There are little nuggets of gold in comments that Greg makes on various groups, such as Yahoo's DDD group. One of them is in regards to the event pipeline.
The responsibility of the event pipeline is "to provide an indexed view of the event storage." In other words, it's like the repository pattern, but this time at a much lower level. Basically we want to make it look like all of the events are in memory.
In Greg's response to a question Yahoo Groups, he mentions that he created a custom pipeline implementation using the file system which preserved the message ordering because it had to. I have been digging for this very response for a few weeks now. I was trying to determine the actual implementation details of the pipeline. This understanding of some of the implementation details helps me to reconcile my understanding of where the write-ahead log fits into the picture. The write-ahead log *is* the pipeline—or at least part of it.
It appears that the pipeline is broken down into two pieces: a local storage (the write-ahead log) and permanent, shared storage, meaning a persistence engine of some type—perhaps CouchDB? These two persistence mechanisms would most likely implement some type of IPipeline interface. Then, there would be another object, let's call it CompositePipeline that would also implement IPipeline, which would contain two IPipeline references—one to the local file system, and the other to the database.
Here is where it gets interesting.
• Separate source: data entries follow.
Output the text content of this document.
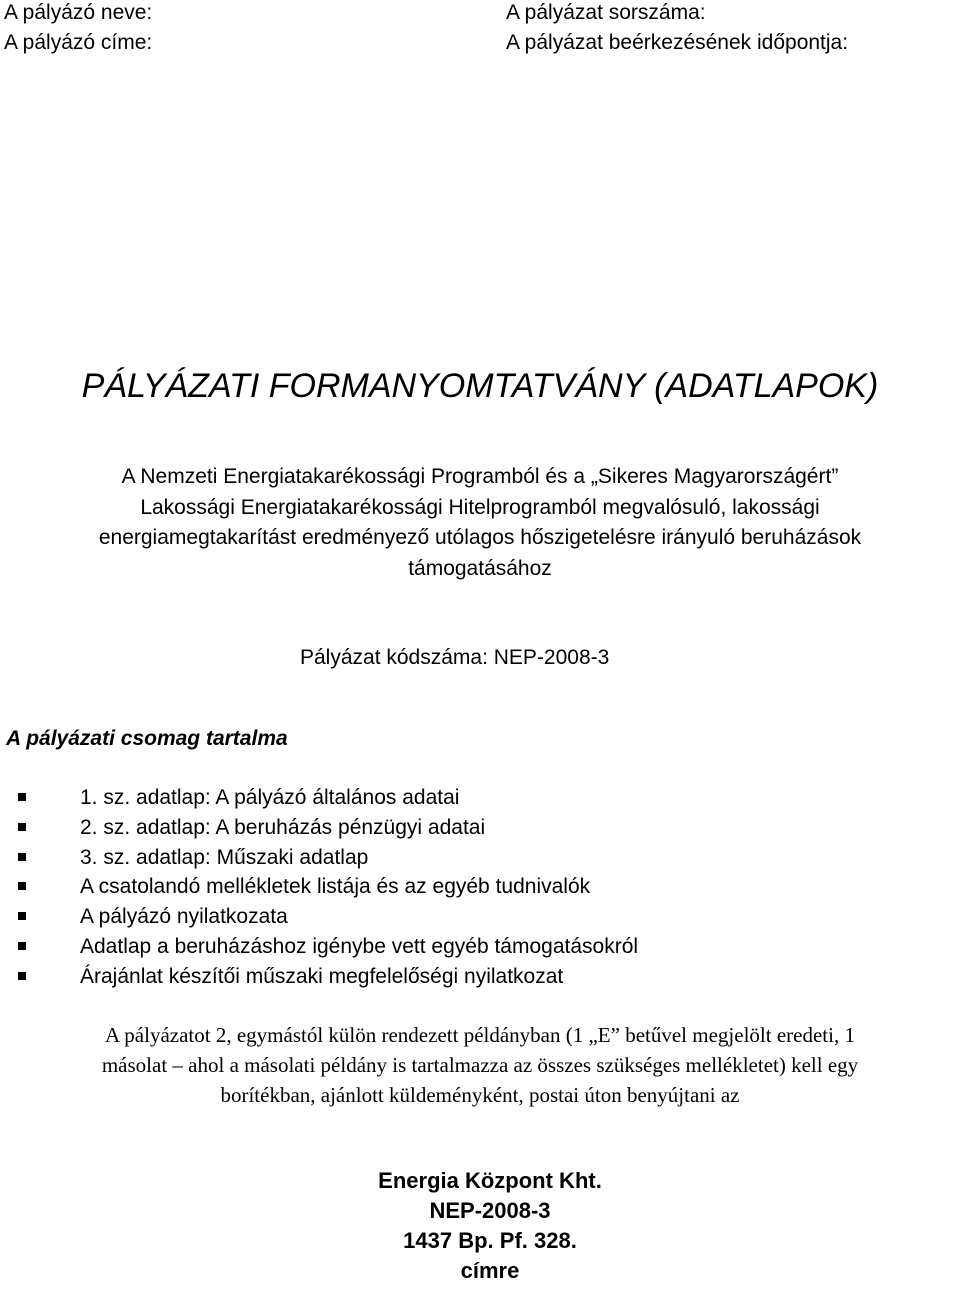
A pályázó neve:
A pályázó címe:
A pályázat sorszáma:
A pályázat beérkezésének időpontja:
PÁLYÁZATI FORMANYOMTATVÁNY (ADATLAPOK)
A Nemzeti Energiatakarékossági Programból és a „Sikeres Magyarországért”
Lakossági Energiatakarékossági Hitelprogramból megvalósuló, lakossági
energiamegtakarítást eredményező utólagos hőszigetelésre irányuló beruházások
támogatásához
Pályázat kódszáma: NEP-2008-3
A pályázati csomag tartalma
1. sz. adatlap: A pályázó általános adatai
2. sz. adatlap: A beruházás pénzügyi adatai
3. sz. adatlap: Műszaki adatlap
A csatolandó mellékletek listája és az egyéb tudnivalók
A pályázó nyilatkozata
Adatlap a beruházáshoz igénybe vett egyéb támogatásokról
Árajánlat készítői műszaki megfelelőségi nyilatkozat
A pályázatot 2, egymástól külön rendezett példányban (1 „E” betűvel megjelölt eredeti, 1
másolat – ahol a másolati példány is tartalmazza az összes szükséges mellékletet) kell egy
borítékban, ajánlott küldeményként, postai úton benyújtani az
Energia Központ Kht.
NEP-2008-3
1437 Bp. Pf. 328.
címre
As soon as a unit of work is complete, several things would happen transactionally. First, the message(s) sent to the bounded context would be removed from their message channel (if we're using a service bus) and the events would be serialized to the file system. There is a slight issue regarding the transactional capabilities of the file system prior to Vista, but that's beyond the scope of this blog post.
In a completely separate process, we would have an instance of the FileSystemPipeline and a CouchDbPipeline and we would read events from the file system and put them into CouchDB in a transactional manner. This would in a multi-threaded, thread-safe manner. To completely avoid issues with file locking, we ensure that the instance of the pipeline inside of the bounded content memory space only adds to the file system—it never reads or deletes an event once written.
What about concurrency? If the events are temporarily stored in the file system and the system goes offline before writing them to the database, how is the rest of the system made aware of those state changes?
If you're only running a single instance of a bounded context, then it doesn't matter. Your reporting DB and other bounded contexts won't get the events until the machine comes back online—that's all part of the "eventually consistent" paradigm.
I am still investigating how best to handle offline scenarios when there are multiple instances of the same bounded context. In general though, it doesn't appear to be much different—the rest of the system gets updated when the node comes back online.
One possibility would be to have each event produced have some sort of correlation identifier which tied back to the original command message. Then, if the locator (content-based router) detected a particular node was offline, it could re-dispatch those same commands to another node for processing. When the failed node came back online and started persisting to the database the persistence process would detect whether or not the particular correlation identifier was already stored and simply skip storing those events. I haven't thought this through all the way, but in general the idea might work.